Colpiscono sempre anche le grandi reti da pesca cinesi che arrivarono in India coi Mongoli e che ancora oggi costellano la laguna della città e la sua costa, che vide arrivare e accolse i Fenici, i Romani e i Portoghesi, che con Vasco da Gama nel 1498 aprirono la via alle Indie Orientali per le monarchie europee, gli Olandesi e i commercianti di spezie di tutta Europa e che oggi ospita un grande porto commerciale, complessi industriali e residenziali di stile internazionale, spesso finanziati e acquistati grazie alla forte emigrazione dei locali verso i Paesi del Golfo, le loro notevoli rimesse e gli investimenti in Kerala dei Paesi arabi, tornati protagonisti dell’area dopo secoli di dominio commerciale europeo. Commoventi piccoli cimiteri narrano però ancora, con le loro lapidi spezzate, nascoste da muschi e rampicanti, qualche frammento di vita delle spose, dei figli e di quei commercianti che dall’Europa giunsero nei secoli scorsi a Kochi in cerca di fortuna.

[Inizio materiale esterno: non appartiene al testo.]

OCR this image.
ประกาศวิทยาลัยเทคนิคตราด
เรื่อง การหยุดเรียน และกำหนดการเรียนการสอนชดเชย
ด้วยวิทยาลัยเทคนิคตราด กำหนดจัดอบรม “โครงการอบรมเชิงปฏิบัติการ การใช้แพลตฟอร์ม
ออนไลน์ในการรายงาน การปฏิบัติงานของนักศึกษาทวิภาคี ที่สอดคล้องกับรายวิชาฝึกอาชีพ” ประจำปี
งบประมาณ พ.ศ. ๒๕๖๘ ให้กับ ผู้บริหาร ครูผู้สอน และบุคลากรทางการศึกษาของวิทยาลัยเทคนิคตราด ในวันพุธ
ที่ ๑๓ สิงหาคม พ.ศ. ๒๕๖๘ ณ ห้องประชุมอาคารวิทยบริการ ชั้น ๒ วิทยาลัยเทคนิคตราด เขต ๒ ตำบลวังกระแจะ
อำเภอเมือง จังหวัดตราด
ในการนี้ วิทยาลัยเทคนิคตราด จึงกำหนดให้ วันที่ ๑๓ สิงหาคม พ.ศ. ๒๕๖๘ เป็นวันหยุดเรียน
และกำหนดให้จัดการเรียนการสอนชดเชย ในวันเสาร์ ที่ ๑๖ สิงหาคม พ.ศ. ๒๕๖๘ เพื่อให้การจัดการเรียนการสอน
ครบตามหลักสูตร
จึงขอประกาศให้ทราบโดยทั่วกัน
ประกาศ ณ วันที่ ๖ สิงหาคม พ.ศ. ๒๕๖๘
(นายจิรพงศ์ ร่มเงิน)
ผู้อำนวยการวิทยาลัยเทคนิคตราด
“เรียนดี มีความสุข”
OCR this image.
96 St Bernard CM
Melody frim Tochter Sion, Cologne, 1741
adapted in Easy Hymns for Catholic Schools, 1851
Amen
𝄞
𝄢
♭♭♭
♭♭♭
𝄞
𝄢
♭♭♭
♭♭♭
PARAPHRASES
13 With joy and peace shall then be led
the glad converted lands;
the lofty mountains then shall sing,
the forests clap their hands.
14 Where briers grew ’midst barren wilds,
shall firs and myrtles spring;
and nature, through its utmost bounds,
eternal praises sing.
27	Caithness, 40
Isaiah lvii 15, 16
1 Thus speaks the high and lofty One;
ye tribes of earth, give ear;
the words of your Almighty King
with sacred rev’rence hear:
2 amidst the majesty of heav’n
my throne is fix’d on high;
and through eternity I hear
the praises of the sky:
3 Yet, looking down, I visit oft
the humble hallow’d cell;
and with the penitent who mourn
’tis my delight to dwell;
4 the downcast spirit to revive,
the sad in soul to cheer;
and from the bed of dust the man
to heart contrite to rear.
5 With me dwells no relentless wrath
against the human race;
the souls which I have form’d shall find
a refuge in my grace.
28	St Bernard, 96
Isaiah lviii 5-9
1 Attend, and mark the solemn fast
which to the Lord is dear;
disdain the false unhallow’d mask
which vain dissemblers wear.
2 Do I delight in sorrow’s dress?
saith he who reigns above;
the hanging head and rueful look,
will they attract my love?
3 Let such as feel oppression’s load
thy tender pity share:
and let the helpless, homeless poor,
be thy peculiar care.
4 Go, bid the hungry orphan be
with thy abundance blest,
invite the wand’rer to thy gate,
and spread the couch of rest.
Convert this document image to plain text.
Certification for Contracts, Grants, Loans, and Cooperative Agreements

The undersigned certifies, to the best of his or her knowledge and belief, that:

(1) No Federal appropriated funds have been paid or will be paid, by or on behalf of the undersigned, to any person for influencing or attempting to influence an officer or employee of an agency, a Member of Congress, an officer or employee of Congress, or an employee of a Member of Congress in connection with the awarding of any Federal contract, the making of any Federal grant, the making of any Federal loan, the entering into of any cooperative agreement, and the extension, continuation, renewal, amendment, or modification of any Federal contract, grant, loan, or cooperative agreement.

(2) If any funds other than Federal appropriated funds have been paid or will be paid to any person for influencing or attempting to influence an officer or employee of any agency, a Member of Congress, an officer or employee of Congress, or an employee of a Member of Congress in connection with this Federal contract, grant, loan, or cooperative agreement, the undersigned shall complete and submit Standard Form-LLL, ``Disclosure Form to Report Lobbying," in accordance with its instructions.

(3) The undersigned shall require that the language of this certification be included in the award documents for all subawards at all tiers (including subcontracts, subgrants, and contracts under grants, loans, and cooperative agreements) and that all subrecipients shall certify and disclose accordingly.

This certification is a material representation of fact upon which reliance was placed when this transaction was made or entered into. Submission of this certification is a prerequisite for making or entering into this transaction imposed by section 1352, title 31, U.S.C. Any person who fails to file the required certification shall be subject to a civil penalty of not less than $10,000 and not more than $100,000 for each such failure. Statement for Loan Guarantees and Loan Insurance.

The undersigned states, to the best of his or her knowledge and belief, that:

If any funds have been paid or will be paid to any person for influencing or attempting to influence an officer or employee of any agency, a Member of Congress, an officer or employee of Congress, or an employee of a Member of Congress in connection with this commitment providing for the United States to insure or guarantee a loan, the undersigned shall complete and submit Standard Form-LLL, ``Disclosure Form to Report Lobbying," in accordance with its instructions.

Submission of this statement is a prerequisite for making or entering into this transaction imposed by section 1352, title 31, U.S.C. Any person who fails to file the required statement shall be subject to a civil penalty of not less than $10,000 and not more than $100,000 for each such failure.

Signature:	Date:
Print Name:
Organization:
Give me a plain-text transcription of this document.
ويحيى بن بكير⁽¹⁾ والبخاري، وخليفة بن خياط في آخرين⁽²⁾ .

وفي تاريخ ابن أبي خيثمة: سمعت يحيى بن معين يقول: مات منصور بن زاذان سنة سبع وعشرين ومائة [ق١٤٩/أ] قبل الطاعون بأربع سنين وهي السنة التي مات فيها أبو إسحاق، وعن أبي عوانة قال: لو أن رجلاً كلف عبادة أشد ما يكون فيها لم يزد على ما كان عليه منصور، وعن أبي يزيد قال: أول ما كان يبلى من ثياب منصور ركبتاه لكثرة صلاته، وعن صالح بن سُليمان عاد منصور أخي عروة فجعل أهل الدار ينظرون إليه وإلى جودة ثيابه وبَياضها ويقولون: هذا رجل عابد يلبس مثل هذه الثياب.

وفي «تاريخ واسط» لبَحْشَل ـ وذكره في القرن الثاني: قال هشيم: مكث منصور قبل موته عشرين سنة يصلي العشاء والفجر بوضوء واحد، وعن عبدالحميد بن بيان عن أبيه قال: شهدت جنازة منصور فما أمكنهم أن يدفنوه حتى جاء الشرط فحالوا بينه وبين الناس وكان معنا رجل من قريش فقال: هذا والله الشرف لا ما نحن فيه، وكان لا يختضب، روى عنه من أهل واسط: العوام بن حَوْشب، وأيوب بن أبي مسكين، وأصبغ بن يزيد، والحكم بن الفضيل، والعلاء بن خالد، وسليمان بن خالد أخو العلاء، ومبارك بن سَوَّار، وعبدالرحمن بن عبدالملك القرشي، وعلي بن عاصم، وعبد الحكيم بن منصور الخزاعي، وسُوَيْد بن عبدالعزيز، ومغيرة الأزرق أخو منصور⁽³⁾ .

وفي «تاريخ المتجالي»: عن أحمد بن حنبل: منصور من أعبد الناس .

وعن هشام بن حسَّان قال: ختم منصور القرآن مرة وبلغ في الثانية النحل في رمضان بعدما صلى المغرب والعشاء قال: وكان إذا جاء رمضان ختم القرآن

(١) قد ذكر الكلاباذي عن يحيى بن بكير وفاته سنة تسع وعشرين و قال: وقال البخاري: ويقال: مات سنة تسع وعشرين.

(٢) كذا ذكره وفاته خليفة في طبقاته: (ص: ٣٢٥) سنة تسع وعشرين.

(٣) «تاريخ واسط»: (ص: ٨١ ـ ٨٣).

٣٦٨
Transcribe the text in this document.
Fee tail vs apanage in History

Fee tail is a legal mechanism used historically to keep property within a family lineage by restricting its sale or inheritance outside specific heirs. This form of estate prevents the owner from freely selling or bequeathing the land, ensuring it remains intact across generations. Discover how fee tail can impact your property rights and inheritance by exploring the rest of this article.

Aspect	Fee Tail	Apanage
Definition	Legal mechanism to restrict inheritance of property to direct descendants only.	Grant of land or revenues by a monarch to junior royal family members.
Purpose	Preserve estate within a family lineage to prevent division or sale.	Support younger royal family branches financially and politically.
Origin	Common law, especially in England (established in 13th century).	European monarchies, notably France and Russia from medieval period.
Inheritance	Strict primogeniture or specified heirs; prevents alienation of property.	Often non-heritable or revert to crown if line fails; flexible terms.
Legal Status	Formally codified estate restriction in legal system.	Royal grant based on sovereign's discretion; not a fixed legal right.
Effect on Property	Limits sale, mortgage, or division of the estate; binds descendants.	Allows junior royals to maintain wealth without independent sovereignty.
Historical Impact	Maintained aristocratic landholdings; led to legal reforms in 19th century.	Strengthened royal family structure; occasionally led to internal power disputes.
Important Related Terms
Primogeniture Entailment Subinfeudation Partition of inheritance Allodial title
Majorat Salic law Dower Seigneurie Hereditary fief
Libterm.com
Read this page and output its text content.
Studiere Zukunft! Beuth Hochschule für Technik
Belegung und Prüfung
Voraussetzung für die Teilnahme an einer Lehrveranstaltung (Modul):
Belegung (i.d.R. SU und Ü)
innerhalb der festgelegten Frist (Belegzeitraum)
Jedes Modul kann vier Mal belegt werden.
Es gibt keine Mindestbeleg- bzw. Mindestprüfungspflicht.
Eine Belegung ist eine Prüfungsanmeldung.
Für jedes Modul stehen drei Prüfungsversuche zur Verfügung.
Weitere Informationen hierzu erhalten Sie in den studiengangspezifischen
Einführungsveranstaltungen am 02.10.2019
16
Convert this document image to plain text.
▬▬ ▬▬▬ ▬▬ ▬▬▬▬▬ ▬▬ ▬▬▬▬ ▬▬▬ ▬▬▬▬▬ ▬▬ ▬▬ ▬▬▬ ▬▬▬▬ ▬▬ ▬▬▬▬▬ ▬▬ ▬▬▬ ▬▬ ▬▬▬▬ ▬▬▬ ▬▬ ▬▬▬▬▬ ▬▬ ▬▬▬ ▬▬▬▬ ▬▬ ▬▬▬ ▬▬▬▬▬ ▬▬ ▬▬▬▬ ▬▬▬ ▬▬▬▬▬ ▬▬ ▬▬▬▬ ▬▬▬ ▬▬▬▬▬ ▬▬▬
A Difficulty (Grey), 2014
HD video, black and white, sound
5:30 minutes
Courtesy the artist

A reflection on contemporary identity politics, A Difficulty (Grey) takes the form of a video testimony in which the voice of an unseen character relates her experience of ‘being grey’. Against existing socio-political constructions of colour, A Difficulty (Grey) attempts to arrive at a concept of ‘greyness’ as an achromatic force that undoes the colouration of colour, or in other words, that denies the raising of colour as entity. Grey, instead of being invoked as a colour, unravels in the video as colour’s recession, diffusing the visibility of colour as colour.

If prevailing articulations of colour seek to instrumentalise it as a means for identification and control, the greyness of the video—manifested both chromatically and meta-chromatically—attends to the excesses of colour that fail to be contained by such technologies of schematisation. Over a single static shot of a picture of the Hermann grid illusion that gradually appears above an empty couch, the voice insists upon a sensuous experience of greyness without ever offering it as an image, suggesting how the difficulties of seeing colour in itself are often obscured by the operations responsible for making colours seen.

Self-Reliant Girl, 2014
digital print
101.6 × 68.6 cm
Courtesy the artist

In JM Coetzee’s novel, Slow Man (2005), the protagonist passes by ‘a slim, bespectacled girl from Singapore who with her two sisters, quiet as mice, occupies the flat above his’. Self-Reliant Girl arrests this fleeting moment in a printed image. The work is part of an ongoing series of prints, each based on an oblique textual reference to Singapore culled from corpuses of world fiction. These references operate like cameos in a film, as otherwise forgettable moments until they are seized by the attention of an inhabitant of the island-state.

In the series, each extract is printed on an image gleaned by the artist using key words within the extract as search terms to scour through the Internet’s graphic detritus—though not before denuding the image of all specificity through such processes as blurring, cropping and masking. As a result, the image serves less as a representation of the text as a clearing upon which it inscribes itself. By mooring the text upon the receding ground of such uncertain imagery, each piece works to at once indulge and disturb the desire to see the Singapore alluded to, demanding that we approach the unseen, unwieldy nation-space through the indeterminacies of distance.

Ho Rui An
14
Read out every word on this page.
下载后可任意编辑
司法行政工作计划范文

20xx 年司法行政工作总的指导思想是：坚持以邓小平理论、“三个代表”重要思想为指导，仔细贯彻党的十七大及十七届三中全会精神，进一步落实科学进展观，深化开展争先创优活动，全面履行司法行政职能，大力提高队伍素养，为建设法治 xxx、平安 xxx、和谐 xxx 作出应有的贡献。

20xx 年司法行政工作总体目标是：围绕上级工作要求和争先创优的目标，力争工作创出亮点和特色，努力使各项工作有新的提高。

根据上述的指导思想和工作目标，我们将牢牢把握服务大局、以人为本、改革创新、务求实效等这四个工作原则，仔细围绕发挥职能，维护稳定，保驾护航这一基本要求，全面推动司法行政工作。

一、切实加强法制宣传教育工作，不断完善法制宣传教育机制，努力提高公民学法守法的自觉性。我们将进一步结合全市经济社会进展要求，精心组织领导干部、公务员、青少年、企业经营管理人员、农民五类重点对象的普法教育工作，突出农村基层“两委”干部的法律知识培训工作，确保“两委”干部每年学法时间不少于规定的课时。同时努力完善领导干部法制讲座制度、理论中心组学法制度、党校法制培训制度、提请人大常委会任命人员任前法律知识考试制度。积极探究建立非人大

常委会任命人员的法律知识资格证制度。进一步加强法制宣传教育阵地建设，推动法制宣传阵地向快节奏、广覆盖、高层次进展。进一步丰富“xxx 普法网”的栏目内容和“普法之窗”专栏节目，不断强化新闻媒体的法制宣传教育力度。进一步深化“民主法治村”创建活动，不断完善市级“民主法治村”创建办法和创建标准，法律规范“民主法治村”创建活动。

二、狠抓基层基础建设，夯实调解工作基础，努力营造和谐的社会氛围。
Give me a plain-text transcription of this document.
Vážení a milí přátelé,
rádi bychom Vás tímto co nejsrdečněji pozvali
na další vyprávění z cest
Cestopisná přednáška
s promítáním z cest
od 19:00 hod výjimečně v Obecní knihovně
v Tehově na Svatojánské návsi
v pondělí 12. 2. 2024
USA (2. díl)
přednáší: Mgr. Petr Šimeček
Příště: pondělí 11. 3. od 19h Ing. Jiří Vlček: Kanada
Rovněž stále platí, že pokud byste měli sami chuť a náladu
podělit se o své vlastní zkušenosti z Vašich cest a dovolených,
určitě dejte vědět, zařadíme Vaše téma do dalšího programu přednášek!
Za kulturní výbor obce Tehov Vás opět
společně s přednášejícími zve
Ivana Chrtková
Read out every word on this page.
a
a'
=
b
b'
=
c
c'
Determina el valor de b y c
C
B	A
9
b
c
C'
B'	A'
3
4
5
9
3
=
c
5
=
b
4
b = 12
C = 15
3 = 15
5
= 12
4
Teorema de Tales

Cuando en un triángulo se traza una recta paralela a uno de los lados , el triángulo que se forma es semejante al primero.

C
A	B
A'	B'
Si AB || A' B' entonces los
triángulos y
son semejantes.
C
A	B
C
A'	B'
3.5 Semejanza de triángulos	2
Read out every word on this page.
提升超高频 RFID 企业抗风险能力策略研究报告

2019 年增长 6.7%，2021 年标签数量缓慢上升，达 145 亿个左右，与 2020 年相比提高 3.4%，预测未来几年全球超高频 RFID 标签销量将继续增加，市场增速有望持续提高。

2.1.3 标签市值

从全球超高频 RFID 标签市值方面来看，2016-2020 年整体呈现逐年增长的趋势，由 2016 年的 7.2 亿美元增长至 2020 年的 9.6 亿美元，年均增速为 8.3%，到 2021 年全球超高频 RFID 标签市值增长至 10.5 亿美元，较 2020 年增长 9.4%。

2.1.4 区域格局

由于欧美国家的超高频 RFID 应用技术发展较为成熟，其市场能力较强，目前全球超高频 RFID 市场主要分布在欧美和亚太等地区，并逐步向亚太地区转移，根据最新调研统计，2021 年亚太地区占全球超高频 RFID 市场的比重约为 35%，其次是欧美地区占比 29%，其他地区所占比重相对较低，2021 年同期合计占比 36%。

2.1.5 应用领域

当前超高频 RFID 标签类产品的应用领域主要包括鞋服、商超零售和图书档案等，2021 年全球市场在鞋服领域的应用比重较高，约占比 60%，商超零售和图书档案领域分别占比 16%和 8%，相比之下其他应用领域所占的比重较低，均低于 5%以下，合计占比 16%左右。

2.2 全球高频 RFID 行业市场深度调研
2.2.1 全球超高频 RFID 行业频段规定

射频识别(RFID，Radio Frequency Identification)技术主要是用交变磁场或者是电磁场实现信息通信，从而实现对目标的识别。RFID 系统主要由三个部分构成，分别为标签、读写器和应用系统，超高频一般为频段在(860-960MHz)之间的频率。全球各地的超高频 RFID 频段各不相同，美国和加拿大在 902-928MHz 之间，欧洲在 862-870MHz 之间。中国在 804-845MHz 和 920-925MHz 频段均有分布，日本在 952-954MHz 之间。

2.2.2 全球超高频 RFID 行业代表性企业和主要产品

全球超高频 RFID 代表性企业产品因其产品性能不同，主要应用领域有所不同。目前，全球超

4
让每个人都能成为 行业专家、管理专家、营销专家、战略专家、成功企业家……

13° Giorno Kochi Airport partenza
Trasferimento in aeroporto in tempo per il volo di rientro

Dopo lo sbarco dall’ house boat possibilità di aggiungere notti presso il Marari Beach Resort 

12° Giorno Aleppey – Mararikulam (15km- 0,5h)
Sbarco dall’houseboat e trasferimento al piccolo villaggio di Mararikulam, sulle sponde del mare arabico, ove sorge il resort.

LA QUOTA COMPRENDE:

  • accoglienza e assistenza in aeroporto all’arrivo e alla partenza
  • sistemazione in albergo in camera doppia
  • colazione tutti i giorni in hotel
  • tutte le visite e le escursioni descritte nell’itinerario con guide locali parlanti Inglese (possibilità di avere           accompagnatore parlante italiano)
  • auto privata con aria condizionata per tutto il viaggio con autista parlante inglese
  • tutti gli ingressi ai monumenti descritti nell’itinerario
  • Houseboat ad Allapphuzha
  • tutte le tasse governative applicabili e i relativi costi di servizio

LA QUOTA NON COMPRENDE:

  • visto per l’India
  • spese per l’utilizzo di macchine fotografiche e/o videocamere
  • assicurazione medica, bagaglio e annullamento viaggio
  • tutte le spese personali, quali mance, bevande al tavolo, facchinaggi, lavanderia, chiamate telefoniche
  • tutto quanto non espressamente indicato alla voce “La quota comprende”.